### Q1. What is data encoding? How is it useful in data science?

Data encoding is the process of converting data from one form to another to make it suitable for various computational processes. In data science, encoding is essential for several reasons:

1. **Handling Categorical Data**: Many machine learning algorithms require numerical input, so categorical data must be converted to numerical form. Techniques like one-hot encoding, label encoding, and binary encoding are commonly used.

2. **Improving Model Performance**: Proper encoding can help models better understand and utilize the underlying patterns in the data, potentially improving accuracy and performance.

3. **Data Compression**: Encoding can reduce the size of data, making storage and transmission more efficient.

4. **Feature Engineering**: Encoding can create new features from existing data, enriching the dataset and potentially enhancing model predictions.

### Q2. What is nominal encoding? Provide an example of how you would use it in a real-world scenario.

Nominal encoding, also known as label encoding, is a method for converting categorical variables into numerical values.

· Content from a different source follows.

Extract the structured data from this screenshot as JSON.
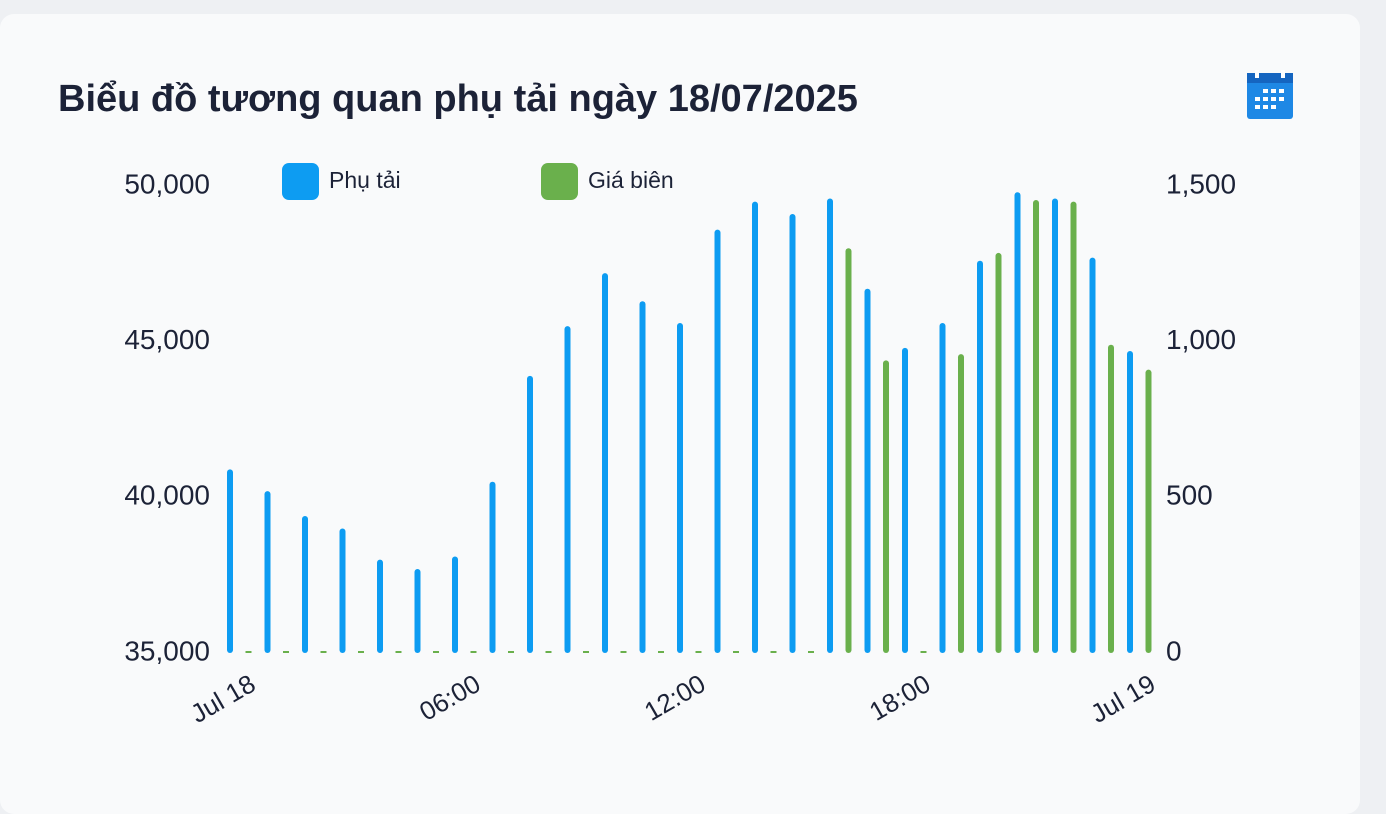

Each unique category is assigned a distinct integer value. This is useful when the categorical variable represents different classes without any intrinsic order or ranking.

**Example**:

Imagine you have a dataset with a feature called `Color` with values like `Red`, `Blue`, and `Green`. You can apply nominal encoding to convert these categories into numerical values:

- `Red` → 0
- `Blue` → 1
- `Green` → 2

In a real-world scenario, let's say you’re working on a machine learning model to classify products based on their color. By applying nominal encoding to the `Color` feature, you transform it into numerical values that the model can use. This allows the model to incorporate color information into its predictions.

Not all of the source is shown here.